Saatchi entered seven works: Franz Ackermann’s The Secret Tunnel, 1999, sold above estimate for £198,400 ($345,216). Wilhelm Sasnal’s Arms Raised, 2001, took a double-estimate £57,600 ($100,225). Albert Oehlen’s DJ Techno, 2001, brought a double-estimate £220,800 ($384,192). Thomas Scheibitz’s Funny Game 1, 2000, pulled an above-estimate £96,000 ($167,040). And Dirk Skreber’s Tesa-Moll Seele, 2004, fell within estimate for £90,000 ($156,600).
Saatchi Profits from Two Kippenbergers
Saatchi also entered two paintings by Martin Kippenberger, coinciding with the artist’s retrospective at London’s Tate Modern through May 14. Capri by Night, 1982, won a triple-estimate £198,400 ($345,216); and Dear Painter, Paint Me, 1976-77, made a double-estimate £164,800 ($286,752).
A third Kippenberger, Falsches Zeichen der Lord Jim Loge, 1985, from another source, was taken by U.K. property investor Guy Dellal, within estimate, for £142,400 ($247,776).

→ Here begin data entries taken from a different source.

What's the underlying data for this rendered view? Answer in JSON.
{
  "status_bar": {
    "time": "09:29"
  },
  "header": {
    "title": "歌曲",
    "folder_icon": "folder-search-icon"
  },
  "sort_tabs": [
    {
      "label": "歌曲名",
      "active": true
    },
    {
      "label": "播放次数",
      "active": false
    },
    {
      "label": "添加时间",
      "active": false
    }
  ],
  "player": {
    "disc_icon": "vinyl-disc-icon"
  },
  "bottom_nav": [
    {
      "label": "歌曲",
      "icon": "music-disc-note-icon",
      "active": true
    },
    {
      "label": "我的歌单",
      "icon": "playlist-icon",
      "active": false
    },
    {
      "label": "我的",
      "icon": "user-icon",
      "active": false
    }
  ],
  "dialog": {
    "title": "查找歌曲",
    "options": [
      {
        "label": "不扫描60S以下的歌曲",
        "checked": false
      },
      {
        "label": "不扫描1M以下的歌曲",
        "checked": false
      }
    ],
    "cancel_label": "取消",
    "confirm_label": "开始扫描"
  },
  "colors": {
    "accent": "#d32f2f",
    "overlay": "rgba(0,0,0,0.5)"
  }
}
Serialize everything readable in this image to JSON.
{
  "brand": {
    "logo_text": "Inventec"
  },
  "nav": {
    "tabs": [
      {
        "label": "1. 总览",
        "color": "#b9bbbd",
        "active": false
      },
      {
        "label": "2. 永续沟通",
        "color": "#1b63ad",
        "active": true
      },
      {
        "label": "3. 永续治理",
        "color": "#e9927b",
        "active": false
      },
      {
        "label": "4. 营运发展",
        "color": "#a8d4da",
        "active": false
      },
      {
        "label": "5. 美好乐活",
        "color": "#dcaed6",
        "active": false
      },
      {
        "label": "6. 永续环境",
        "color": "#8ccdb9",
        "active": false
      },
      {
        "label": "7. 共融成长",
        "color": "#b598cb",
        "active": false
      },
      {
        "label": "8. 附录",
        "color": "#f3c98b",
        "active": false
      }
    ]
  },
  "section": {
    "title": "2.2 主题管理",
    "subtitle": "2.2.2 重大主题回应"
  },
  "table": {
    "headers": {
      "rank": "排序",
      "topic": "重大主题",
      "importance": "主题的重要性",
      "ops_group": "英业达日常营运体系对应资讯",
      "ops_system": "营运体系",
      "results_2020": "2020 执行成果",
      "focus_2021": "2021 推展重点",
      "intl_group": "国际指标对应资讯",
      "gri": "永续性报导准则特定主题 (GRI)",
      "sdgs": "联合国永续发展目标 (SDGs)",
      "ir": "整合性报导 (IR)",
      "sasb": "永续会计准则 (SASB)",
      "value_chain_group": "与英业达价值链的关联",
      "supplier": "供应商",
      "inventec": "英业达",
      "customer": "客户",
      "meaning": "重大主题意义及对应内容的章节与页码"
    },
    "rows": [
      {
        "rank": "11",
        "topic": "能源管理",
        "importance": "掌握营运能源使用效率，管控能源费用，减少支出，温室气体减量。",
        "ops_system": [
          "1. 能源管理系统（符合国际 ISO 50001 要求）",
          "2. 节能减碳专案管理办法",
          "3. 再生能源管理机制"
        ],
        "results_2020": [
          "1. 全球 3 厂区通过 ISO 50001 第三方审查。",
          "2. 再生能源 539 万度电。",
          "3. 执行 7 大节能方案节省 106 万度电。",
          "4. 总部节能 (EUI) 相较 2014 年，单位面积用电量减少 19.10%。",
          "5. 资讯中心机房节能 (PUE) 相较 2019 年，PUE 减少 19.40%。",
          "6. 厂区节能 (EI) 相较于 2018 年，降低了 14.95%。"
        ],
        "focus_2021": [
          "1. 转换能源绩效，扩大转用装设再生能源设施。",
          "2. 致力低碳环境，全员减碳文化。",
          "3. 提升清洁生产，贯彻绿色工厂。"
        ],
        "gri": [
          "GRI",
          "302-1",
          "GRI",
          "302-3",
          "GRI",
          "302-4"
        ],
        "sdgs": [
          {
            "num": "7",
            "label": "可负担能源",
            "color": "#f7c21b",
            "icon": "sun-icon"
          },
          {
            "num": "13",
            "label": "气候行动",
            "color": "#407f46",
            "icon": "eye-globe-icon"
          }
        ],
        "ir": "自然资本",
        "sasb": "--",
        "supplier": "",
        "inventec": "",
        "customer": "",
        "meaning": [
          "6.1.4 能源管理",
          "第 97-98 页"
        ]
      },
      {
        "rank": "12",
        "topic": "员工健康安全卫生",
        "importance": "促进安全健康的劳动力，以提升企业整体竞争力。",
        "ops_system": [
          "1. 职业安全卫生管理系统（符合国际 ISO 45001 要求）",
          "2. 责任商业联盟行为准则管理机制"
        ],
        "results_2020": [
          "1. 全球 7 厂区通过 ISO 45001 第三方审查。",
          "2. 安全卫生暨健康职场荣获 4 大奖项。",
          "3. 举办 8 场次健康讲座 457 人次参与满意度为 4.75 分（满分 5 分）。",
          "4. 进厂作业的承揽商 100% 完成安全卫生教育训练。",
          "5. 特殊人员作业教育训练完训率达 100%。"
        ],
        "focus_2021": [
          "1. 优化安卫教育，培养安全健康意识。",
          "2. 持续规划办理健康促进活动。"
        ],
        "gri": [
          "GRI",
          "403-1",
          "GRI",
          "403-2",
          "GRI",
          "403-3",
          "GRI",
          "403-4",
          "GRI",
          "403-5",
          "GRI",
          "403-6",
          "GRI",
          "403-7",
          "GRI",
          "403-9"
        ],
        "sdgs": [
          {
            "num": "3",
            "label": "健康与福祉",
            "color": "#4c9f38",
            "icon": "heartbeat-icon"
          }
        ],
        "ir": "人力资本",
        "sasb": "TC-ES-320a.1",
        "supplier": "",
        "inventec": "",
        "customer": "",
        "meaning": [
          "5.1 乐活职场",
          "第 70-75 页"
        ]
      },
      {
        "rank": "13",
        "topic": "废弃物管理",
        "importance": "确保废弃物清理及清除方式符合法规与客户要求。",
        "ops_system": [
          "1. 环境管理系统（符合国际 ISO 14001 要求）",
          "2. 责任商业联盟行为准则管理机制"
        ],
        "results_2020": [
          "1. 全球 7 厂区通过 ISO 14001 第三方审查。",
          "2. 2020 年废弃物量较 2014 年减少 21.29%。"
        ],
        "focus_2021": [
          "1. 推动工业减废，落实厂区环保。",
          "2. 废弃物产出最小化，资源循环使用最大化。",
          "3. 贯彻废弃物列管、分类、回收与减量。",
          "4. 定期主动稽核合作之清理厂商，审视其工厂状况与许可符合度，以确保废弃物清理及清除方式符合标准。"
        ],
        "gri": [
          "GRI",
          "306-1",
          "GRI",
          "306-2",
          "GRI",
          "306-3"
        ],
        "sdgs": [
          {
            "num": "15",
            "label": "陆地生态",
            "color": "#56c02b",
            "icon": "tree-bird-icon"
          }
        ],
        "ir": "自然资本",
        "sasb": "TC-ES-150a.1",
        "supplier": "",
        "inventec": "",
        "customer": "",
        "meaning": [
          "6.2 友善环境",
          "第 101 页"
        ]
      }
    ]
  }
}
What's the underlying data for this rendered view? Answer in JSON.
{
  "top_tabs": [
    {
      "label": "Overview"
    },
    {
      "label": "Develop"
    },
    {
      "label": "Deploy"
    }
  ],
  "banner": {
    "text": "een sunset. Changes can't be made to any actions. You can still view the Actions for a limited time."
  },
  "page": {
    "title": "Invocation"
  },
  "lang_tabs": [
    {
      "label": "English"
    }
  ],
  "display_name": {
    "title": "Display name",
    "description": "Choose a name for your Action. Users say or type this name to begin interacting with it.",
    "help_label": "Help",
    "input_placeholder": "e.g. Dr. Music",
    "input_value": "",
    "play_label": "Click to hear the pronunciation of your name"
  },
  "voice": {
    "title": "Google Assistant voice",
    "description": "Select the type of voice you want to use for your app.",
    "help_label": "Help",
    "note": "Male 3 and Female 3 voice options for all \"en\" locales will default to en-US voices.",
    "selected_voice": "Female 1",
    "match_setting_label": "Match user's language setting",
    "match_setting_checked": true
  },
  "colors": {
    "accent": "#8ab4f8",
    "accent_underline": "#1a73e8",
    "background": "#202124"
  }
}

There were additional records for British artists: £288,000 ($501,100) for a Rachel Whiteread bookshelf sculpture; and £187,200 ($325,380) for Antony Gormley’s spread-eagled iron sculpture Drawn, 2000. Both sold above estimates and for slightly more than previously set records. Keith Tyson’s grouping of 12 paintings in assorted sizes, Art Machine Iteration Double Totem Stack, 1997, on the other hand, nearly quadrupled his previous record when it fell to his dealer Haunch of Venison for a top-estimate £60,000 ($104,400). In Tyson’s case the salerooms have a long way to go to catch up with his primary market levels. Noting the geographical spread of the bidding, auctioneer Meyer observed, “This is a global collecting community.”